Mothered (39)
The clothes folded, she glanced at Mommy just as a soft snore grumbled from her open mouth. She slept with her legs straight, arms at her side. Her head was slightly crooked on the cushion, like her neck was broken. The towels wouldn’t be finished in the washer for a while yet, so Grace tiptoed to Hope’s room.
Hope was asleep, too, propped up against three pillows so her upper body was at an angle. Grace crept onto the bed and kitten-walked on her hands and knees, as delicately as she could, until she was beside her sister. Very gently she laid her ear on Hope’s chest and listened to her heart. It thu-thumped in a steady rhythm, as reassuring as a load tumbling in the dryer. Hope giggled.
“Your hair tickles.”
Grace giggled too, and leaned against the wall, squished up in the corner of the bed.
“I’m bored,” Hope said. “Tell me about your dreams.”
“I don’t remember them.”
“Not that kind. The kind you dream up when you’re awake.”
Grace looked at the ceiling, searching for something she could say that wouldn’t sound mean. Sometimes she fantasized about being adopted and having a new mommy, a daddy, and maybe a big brother. In her imagination she’d tried out all sorts of scenarios with various new families, and they were all better than the one she had.
“Well, I read this book,” she said, finding something safe to share, “about this school for girls, a boarding school, and the dormitory was in a haunted mansion. The teachers didn’t believe it, so the girls had to stay up until midnight and try to talk to the ghost to figure out what it wanted.” Grace saw it in her head, the girls in their white nightgowns, tiptoeing through the darkened halls. “I’d like to go to boarding school.”
Hope laughed. “That’s your dream? To live in a haunted house?”
No, Grace’s dream was to live somewhere else, and if it happened to be haunted, well . . .
She didn’t care if Hope thought it was silly. Girls in stories like that always had lots of adventures.
“Your turn.” She gave Hope a playful poke.
“I have big dreams. Don’t laugh—promise you won’t?”
“Like you didn’t laugh at mine?”
Hope’s face contorted, and Grace recognized the expression as remorse. “Sorry.”
“I promise I won’t laugh.” Grace was more curious than ever to know what rolled around in her sister’s head.

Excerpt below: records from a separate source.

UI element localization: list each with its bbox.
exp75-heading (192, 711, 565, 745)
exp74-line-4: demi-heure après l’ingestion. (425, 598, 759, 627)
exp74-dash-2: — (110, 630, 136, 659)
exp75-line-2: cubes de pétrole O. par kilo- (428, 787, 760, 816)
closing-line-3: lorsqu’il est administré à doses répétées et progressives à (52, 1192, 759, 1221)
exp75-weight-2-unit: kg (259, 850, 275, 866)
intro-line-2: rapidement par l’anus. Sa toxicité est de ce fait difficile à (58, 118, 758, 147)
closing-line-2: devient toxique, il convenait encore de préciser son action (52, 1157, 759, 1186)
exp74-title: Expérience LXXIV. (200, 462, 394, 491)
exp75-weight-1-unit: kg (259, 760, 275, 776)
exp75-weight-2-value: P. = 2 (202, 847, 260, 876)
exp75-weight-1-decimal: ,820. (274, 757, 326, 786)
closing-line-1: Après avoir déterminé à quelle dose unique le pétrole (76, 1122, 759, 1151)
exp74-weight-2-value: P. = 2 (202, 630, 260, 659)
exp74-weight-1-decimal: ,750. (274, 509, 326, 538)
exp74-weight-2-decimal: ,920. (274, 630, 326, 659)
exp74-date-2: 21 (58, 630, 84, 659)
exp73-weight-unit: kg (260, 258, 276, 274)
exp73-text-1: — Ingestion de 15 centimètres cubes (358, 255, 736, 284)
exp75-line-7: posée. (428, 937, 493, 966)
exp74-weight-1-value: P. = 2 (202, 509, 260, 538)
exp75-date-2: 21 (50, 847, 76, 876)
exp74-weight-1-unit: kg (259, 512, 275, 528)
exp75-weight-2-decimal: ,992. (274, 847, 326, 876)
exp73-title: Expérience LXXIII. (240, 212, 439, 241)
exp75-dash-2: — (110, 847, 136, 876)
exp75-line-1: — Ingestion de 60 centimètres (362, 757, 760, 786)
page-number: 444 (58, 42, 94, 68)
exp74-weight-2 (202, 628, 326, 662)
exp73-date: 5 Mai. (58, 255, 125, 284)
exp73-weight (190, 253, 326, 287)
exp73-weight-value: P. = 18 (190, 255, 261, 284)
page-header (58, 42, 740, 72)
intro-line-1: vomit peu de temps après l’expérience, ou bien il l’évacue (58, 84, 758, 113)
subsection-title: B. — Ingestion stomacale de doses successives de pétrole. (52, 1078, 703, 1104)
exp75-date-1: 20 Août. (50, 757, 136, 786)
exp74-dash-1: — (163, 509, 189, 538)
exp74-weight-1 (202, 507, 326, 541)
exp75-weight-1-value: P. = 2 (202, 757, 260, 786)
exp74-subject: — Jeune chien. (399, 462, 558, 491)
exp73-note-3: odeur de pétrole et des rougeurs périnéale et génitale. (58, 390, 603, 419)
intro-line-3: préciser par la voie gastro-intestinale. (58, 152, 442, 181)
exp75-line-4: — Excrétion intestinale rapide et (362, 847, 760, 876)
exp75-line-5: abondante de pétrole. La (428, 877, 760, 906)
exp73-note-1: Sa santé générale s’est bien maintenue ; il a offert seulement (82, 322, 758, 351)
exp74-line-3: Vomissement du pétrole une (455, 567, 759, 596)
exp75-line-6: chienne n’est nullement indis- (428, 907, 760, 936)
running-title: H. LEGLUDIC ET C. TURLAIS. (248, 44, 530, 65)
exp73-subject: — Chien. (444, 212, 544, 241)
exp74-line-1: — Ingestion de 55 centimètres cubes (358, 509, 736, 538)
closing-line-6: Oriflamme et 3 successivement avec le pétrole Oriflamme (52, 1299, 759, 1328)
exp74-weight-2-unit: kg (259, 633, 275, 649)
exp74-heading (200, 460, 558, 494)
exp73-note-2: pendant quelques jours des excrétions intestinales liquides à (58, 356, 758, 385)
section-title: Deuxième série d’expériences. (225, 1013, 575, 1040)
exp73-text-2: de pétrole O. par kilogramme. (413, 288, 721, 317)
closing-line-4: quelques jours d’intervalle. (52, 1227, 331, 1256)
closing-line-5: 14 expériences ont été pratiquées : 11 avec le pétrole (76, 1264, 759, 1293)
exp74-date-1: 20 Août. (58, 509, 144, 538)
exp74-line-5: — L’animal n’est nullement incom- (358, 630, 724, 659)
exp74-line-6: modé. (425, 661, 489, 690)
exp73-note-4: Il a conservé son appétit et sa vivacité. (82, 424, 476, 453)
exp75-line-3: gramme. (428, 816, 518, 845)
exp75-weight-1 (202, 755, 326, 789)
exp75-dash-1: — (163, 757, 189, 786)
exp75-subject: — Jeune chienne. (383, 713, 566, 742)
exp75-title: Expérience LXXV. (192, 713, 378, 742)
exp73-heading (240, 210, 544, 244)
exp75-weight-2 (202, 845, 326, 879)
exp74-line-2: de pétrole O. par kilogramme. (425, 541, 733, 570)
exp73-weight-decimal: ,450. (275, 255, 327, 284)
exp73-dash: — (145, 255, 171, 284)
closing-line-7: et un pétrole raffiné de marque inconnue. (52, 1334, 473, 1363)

“Okay, so I like to imagine I’m in the Olympics. And sometimes I’m a swimmer, sometimes a skier, sometimes I’m riding a horse or a bicycle. I go very fast, like I’m flying.”
That made sense to Grace. She liked to watch the Olympics too, and marveled at how strong and graceful the athletes were. They had abilities that neither Grace nor her sister would ever have, and she understood why Hope might fantasize about it.
“And I also imagine I’m a famous singer, with fabulous clothes—better than Mona and Rona. And I sing on a stage in front of thousands of people, and they clap and cheer. And everyone knows who I am wherever I go and asks for my autograph.”
It took Hope a long time to get all the words out, and while Grace appreciated that the fantasies were important to Hope, Grace thought they were pretty boring. Her sister just wanted to be better than everyone else. She wanted people to worship her. Grace reached across her and plucked the washcloth from the bedside table. She wiped a stream of spittle from Hope’s chin. For a minute neither of them spoke.
“You don’t like my dreams?” Hope asked, wounded.
Grace shrugged. “They’re okay. But everyone thinks about stuff like that. I thought you’d think about something more original.”
Hope started coughing and Grace helped her lean forward, in case she choked or vomited. But it subsided, and she was fine.
“Well, there is another thing I dream about, but I didn’t want to scare you.”
Grace grinned. This was more like what she’d expected, something weird, like Hope.
“It’s going to sound like a night dream, not a daydream,” Hope warned. “But there’s a very special reason why I think about it when I’m awake. Ready?” Grace nodded. “You ever have those dreams at night where you’re floating, and you float up to the ceiling, or float around the house?”
Grace nodded. Those dreams always made her a little uneasy. They were fascinating because she really got the sensation of what it would feel like to drift through the air. But they were troubling, too, because she was never fully in control. Sometimes the dreams carried her to places she didn’t want to go, where it was dreary and cold.
“When I think about the floating dreams,” Hope shut her eyes, “really concentrate, I can feel it just like when I’m asleep.”
As Grace watched, Hope floated up from the bed. Her limbs were limp and relaxed, and the sheet and blankets dropped away as she rose higher and higher. She hung suspended near the ceiling, her eyes shut in concentration, a pleased smile on her face.
Though Grace wasn’t the one levitating, she felt as if she’d been transported to the chilly depths of a nightmare. She wanted to tell her sister to come down, to get back into bed, but her mouth wouldn’t work and Hope kept drifting—like a balloon caught in a breeze—across the room and through the archway.
The words Come back! howled in Grace’s head; she was too afraid to follow her sister.